Siamo a Los Angeles, nel 1905. Una famiglia cinese che gestisce una lavanderia ha una bambina, Liu-Tsong Wong, in quello che è un vero e proprio inferno di pregiudizi per chi ha gli occhi a mandorla. E se vuoi fare l’attrice, forse è meglio cambiare nome, magari in Anna May Wong. È questo quello che bisogna fare per diventare la prima star hollywoodiana di origini sino-americane. Oltre che a scendere a compromessi di ogni sorta dal momento che la società statunitense ha forti problemi di razzismo.
Circa vent’anni prima infatti, nel 1882, lo Stato della California promulgò il Chinese Exclusion Act, una legge che imponeva seri paletti alle donne che volessero entrare negli Stati Uniti. Il perché è presto detto. Pochi anni prima ci fu una vera e propria esclusione per le donne che volessero entrare negli Stati Uniti “per fare le prostitute“. Vien da sé quindi che per moltissimo tempo, l’equazione del pregiudizio vedeva la donna cinese uguale ad una prostituta.
Inutile sottolineare come quel periodo fosse abbastanza difficile per l’emancipazione della donna. Ancor di più per quelle con evidenti origini orientali, visto il pregiudizio che le vedeva quasi sicuramente prostitute. E, più in generale, era ricorrente il luogo comune per cui i cinesi sono meno civilizzati degli americani. Storie a cui siamo abituati anche oggi, per certi aspetti.
La comunità cinese di Los Angeles è a dir poco chiusa, pochissime le donne che si fanno vedere in giro liberamente. Troppi gli abusi, troppe le violenze. Ma Anna May Wong non si arrende. Passa il tempo e Anna cresce, riuscendo ad ottenere il suo primo ruolo a soli sedici anni. Contro tutto e tutti, anche la famiglia. Questo perché suo padre la obbligava a rispettare le tradizioni cinesi, quelle del paese in cui non era nata. Lei voleva fare l’attrice ed era disposta a tutto.
Il problema si trovava interamente in quel tipo di showbiz che, di fatto, non la voleva. O meglio, la accoglieva solo in funzione di quei ruoli stereotipati per tutte le minoranze etniche che caratterizzavano la società americana. Nel cinema muto, recita anche con Tod Browning, regista del capolavoro Freaks!. Nel 1920, Il Fuorilegge, in cui interpreta una ragazza cinese non accreditata. Poi Rose Li per qualche minuti in Drifting, tre anni dopo.

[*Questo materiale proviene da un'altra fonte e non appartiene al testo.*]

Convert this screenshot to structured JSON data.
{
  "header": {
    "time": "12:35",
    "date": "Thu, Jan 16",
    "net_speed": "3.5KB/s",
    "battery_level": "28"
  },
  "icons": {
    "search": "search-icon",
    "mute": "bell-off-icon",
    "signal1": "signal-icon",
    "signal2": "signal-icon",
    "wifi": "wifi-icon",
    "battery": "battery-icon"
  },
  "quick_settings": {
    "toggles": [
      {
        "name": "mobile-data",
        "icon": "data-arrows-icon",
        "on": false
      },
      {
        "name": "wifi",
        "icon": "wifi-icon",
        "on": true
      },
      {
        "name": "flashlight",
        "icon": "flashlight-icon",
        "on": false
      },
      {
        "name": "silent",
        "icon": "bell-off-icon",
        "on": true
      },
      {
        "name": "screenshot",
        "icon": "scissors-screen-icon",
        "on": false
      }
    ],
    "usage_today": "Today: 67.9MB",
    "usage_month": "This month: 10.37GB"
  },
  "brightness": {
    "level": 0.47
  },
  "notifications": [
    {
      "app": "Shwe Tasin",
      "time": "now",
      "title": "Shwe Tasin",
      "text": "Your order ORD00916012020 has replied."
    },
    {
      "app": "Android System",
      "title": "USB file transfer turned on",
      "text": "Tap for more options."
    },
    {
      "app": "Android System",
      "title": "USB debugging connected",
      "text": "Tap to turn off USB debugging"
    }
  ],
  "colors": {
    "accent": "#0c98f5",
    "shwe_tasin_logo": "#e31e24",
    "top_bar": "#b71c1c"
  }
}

L’anno della svolta è il 1924, quando Anna May Wong riesce ad ottenere una parte importante in Il Ladro di Baghdad. Aveva soli sedici anni e da lì iniziò una vera e propria scalata verso il successo e contro il pregiudizio. Fino al suo primo film sonoro, The Flame Of Love, in cui recitò in ben tre lingue: inglese, francese e tedesco, destreggiandosi alla perfezione. Gli occhi sono puntati su di lei ma non a sufficienza rispetto a quanto meriterebbe realmente.
In Europa la situazione non cambia. Pur recitando accanto ad un vero e proprio mostro sacro come Marlene Dietrich, Anna May Wong resta sempre sullo sfondo. Al punto che le venne rifiutato un importante ruolo per La Buona Terra, film che fece vincere l’Oscar a Luise Rainer. Quegli occhi a mandorla pesano troppo e non basta certo la fama a darle quanto le spetti. Infatti, la differenza di cachet era ancora notevole rispetto alle altre star.
Tuttavia, Anna May Wong non si diede per vita e continuò a recitare, scritturata dalla Paramount. Dopo la seconda guerra mondiale diventa la star indiscussa nonché protagonista di una serie televisiva, The Gallery Of Madame Liu-Tsong, in cui interpreta una detective. Ironico il fatto che il titolo contenga il suo vero nome. Passeranno quarant’anni prima che la critica la rivaluti, dando ad Anna ciò che è di Anna.
A soli 55 anni, Anna May Wong morì a causa di un arresto cardiaco. E per quarant’anni, rimase chiusa nel grande calderone del dimenticatoio. Finché all’inizio del nuovo millennio, ci fu una vera e propria riabilitazione, culminata forse con la dedica di Google con questo doodle che ripercorre la sua carriera. Una tardiva consacrazione che ha riconosciuto la sua carriera, nata e sviluppatasi tra mille difficoltà, solamente quarant’anni dopo la sua morte. E che ancora oggi meriterebbe qualcosa di più.